Given his work, this youthfulness was probably an indispensable trait. Milione liked to quote Tocqueville to the effect that every generation is a fresh people. He understood that the tradition of liberty had to be re-taught, re-asserted, and repeatedly renewed. He understood that manners, mores, and an appreciation for the genius of the American constitutional system had to be refreshed continuously if a free and ordered civilization was to endure. The mission of ISI was to educate successive generations in the principles of liberty, and to do so by circumventing the contemporary college and university and going directly to the individual student.
Tactically, Milione built an independent network of students and professors who supported and educated each other.

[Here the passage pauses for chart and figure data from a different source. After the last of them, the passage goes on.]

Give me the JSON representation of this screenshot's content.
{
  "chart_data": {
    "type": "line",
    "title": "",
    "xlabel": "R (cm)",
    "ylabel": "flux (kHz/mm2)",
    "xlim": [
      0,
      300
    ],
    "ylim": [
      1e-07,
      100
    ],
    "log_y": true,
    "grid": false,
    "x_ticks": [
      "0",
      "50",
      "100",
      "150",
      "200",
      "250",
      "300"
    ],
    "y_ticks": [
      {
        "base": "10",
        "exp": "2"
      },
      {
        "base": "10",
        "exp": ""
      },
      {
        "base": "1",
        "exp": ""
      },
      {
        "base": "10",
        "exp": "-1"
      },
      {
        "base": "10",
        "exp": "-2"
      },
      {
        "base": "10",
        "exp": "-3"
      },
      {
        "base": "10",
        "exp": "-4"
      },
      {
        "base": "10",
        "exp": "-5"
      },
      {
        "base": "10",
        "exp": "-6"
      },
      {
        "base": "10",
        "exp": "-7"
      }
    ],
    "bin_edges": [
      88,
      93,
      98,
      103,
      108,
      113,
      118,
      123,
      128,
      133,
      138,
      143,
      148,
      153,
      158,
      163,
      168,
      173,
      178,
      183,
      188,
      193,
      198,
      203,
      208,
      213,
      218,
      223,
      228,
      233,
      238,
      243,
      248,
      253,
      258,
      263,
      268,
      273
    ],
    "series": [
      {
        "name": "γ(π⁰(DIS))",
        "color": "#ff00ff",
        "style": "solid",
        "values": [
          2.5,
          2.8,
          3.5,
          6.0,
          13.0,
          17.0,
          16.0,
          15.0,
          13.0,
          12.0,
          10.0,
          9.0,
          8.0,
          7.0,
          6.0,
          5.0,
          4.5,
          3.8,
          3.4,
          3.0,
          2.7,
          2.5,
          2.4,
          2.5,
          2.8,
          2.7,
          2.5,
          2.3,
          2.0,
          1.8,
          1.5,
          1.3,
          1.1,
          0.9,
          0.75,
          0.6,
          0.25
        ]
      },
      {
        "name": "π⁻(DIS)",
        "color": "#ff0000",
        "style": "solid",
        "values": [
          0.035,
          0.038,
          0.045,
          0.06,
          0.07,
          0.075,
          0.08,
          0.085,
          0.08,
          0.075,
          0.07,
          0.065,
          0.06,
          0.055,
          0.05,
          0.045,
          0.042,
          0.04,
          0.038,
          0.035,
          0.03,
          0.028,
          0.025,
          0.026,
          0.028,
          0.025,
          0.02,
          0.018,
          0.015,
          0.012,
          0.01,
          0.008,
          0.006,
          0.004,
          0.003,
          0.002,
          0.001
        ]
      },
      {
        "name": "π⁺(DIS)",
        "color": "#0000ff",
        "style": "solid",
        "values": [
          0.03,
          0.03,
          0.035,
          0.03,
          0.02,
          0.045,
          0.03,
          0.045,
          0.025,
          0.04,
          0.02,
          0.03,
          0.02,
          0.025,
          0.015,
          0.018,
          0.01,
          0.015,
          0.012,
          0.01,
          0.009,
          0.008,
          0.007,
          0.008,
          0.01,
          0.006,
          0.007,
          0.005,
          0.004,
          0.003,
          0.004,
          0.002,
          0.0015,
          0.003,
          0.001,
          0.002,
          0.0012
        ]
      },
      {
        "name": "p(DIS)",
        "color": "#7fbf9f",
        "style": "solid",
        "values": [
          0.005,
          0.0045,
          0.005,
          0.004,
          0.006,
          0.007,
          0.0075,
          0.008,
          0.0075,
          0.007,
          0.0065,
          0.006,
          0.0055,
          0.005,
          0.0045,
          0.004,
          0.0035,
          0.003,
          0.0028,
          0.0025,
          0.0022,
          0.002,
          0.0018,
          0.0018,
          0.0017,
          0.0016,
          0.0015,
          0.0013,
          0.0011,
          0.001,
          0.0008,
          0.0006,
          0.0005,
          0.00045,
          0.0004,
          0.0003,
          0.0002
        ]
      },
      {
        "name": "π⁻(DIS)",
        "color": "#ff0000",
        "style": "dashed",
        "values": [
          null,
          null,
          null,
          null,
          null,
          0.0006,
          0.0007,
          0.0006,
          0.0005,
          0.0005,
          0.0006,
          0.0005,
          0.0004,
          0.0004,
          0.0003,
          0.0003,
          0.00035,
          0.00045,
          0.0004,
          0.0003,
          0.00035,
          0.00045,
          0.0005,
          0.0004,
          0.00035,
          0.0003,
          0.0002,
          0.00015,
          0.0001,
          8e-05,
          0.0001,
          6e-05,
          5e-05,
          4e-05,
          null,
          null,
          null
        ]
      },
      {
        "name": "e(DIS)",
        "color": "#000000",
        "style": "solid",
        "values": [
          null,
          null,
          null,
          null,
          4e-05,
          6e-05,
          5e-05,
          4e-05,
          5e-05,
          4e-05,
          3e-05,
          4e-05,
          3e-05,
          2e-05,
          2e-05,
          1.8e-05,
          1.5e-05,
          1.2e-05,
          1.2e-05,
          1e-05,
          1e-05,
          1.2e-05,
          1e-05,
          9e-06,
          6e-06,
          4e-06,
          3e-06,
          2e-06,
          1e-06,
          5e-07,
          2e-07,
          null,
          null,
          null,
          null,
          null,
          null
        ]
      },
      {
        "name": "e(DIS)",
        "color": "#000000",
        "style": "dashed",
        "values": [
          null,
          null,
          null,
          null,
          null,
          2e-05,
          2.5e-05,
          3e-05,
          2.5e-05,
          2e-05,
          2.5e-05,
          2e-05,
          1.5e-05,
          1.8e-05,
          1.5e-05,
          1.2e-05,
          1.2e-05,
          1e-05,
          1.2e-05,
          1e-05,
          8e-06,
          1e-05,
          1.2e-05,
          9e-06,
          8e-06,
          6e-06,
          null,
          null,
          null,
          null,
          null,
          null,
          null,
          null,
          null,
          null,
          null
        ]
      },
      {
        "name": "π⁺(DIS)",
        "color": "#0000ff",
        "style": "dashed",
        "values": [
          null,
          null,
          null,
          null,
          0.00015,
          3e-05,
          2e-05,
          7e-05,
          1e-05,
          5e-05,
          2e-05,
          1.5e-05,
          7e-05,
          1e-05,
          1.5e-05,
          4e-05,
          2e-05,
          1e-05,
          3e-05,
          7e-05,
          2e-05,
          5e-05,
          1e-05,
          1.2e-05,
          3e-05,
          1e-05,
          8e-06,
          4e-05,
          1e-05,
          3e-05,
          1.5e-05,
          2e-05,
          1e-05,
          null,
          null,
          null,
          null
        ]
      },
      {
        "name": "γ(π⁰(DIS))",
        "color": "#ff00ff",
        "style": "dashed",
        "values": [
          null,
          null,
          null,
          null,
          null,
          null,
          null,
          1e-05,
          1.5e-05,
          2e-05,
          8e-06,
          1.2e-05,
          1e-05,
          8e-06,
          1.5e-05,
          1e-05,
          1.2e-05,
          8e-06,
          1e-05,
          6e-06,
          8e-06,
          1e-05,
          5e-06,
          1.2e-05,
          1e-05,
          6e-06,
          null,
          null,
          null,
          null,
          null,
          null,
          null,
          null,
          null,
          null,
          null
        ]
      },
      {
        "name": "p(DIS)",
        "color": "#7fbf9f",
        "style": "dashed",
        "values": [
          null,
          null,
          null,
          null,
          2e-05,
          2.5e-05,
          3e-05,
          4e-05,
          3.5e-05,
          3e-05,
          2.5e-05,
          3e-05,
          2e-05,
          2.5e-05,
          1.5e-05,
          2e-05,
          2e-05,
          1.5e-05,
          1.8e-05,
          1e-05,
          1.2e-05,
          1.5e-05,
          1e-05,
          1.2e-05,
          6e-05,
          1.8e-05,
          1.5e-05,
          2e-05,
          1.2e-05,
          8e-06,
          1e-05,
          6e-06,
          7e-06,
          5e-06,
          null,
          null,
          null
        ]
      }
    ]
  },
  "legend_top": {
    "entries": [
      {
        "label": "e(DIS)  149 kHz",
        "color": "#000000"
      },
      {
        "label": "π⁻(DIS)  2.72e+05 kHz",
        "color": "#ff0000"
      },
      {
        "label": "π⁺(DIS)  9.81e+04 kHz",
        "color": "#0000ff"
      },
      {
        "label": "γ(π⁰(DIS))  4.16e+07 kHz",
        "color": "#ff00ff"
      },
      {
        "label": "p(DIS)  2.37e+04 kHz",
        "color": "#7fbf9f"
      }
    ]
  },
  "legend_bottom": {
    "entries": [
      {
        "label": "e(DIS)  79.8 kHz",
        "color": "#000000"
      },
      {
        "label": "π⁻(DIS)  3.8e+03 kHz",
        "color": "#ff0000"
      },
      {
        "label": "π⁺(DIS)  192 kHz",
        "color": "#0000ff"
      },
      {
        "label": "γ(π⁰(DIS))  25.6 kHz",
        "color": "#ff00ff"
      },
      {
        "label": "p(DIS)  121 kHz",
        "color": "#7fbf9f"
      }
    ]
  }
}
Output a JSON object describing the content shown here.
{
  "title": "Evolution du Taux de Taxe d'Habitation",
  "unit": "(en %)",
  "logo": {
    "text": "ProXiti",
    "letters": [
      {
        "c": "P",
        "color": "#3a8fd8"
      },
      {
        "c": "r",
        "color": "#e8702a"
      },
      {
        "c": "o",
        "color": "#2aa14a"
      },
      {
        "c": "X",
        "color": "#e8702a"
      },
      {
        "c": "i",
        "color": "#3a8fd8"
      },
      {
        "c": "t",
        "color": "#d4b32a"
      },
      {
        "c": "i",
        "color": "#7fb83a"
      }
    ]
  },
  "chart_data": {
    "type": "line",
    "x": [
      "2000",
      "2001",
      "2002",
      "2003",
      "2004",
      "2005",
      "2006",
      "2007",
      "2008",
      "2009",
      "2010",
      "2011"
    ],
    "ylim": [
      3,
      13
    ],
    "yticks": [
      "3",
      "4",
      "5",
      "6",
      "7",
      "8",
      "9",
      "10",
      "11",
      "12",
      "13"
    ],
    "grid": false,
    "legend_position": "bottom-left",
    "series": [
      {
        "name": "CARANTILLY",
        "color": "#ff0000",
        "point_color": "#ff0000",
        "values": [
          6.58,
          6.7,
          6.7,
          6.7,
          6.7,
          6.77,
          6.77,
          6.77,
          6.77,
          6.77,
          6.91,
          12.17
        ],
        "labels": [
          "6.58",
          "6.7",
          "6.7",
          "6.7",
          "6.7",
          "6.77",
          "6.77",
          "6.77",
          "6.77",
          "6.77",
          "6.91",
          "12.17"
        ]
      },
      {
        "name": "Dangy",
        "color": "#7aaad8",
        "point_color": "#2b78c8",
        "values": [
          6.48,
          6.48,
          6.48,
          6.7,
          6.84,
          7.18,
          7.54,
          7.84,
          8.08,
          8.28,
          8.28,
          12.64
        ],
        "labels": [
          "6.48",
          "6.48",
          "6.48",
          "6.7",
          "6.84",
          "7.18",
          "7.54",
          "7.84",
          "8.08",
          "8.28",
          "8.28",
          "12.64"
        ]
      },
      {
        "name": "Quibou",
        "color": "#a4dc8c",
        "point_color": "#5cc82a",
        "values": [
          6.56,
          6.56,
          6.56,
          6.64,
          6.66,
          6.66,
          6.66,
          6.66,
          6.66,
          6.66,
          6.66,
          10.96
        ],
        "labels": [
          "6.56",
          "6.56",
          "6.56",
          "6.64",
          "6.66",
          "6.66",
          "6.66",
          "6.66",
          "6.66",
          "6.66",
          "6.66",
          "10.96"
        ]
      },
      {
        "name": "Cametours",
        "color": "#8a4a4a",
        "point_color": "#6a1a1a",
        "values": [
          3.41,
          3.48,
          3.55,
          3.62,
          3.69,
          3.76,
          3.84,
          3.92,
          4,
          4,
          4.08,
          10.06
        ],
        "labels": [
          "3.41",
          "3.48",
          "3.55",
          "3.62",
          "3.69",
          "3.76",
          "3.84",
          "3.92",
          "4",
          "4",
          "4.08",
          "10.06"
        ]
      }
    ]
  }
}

He established initiatives to financially support and connect generations of conservative teachers through the Richard M. Weaver fellowship program; he fostered an appreciation of the principles that precede politics through the pages of the ISI flagship publication, The Intercollegiate Review, and ISI’s many other publications; he brought together future conservative leaders, acquainted them with each other, and taught them at summer schools and lectures; he engaged business leaders and philanthropists — often in a challenging and feisty manner — about their role in advancing the free society; he founded or supported a host of alternative student journals and conservative newspapers in the 1960s and 1970s; and in general he developed a comprehensive set of resources for generations of Americans who did accept that the triumph of collectivism and relativism was inevitable.

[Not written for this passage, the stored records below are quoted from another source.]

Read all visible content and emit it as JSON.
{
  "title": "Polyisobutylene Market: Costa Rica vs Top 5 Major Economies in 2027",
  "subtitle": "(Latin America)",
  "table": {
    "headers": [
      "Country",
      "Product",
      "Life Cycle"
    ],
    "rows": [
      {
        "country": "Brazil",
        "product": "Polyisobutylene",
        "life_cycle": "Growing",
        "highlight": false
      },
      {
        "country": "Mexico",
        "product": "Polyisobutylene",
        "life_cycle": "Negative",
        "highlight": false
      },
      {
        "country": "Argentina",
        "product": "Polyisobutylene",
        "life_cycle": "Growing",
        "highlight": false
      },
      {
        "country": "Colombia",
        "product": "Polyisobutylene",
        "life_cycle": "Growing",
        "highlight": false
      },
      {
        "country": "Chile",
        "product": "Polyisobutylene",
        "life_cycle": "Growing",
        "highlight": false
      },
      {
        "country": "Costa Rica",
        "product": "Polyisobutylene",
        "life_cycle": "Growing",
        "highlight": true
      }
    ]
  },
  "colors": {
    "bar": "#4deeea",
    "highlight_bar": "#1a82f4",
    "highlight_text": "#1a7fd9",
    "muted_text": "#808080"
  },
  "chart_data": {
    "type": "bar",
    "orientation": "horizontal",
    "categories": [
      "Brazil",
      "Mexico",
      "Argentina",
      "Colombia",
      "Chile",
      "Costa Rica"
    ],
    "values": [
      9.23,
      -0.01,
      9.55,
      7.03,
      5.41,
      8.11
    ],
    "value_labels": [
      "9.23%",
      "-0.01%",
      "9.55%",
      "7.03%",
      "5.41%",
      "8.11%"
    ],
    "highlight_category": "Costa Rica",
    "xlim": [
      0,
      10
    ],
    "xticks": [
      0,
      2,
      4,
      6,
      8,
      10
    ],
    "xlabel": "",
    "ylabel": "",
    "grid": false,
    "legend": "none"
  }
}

Milione’s great gift was to bring thinkers together who disagreed on many things but who shared some part of the truth of reality. Milione appreciated that there were different modes of knowledge, different intellectual paths that shed light on a larger whole. He always kept his eye on the wholeness of the real, of the truth conservatives were trying to express about the nature of free persons and the societies they create. He pursued truth wherever it led him. With Bernard of Clairvaux, he believed that, “A wise man is one who savors all things as they really are.”
As such, Milione fought against the fragmentation of modern curricula and campus life. He promoted an ordered and integrated view of education that brought together economists and other social scientists, the hard sciences, and every humane discipline. Balancing and reconciling the tensions that existed between intellectuals and their respective disciplines was key to his mission. He built and oversaw the creation of a para-university composed of thinkers from every discipline, producing work of the highest quality directed toward thousands of self-selecting young conservative intellectuals — always aiming for maximum long-term impact. That was the ISI 50-year plan. There was no reason to expect that it could succeed, but it largely did. It was anything but inevitable. The fullness and complexity of this incredible story has yet to be told.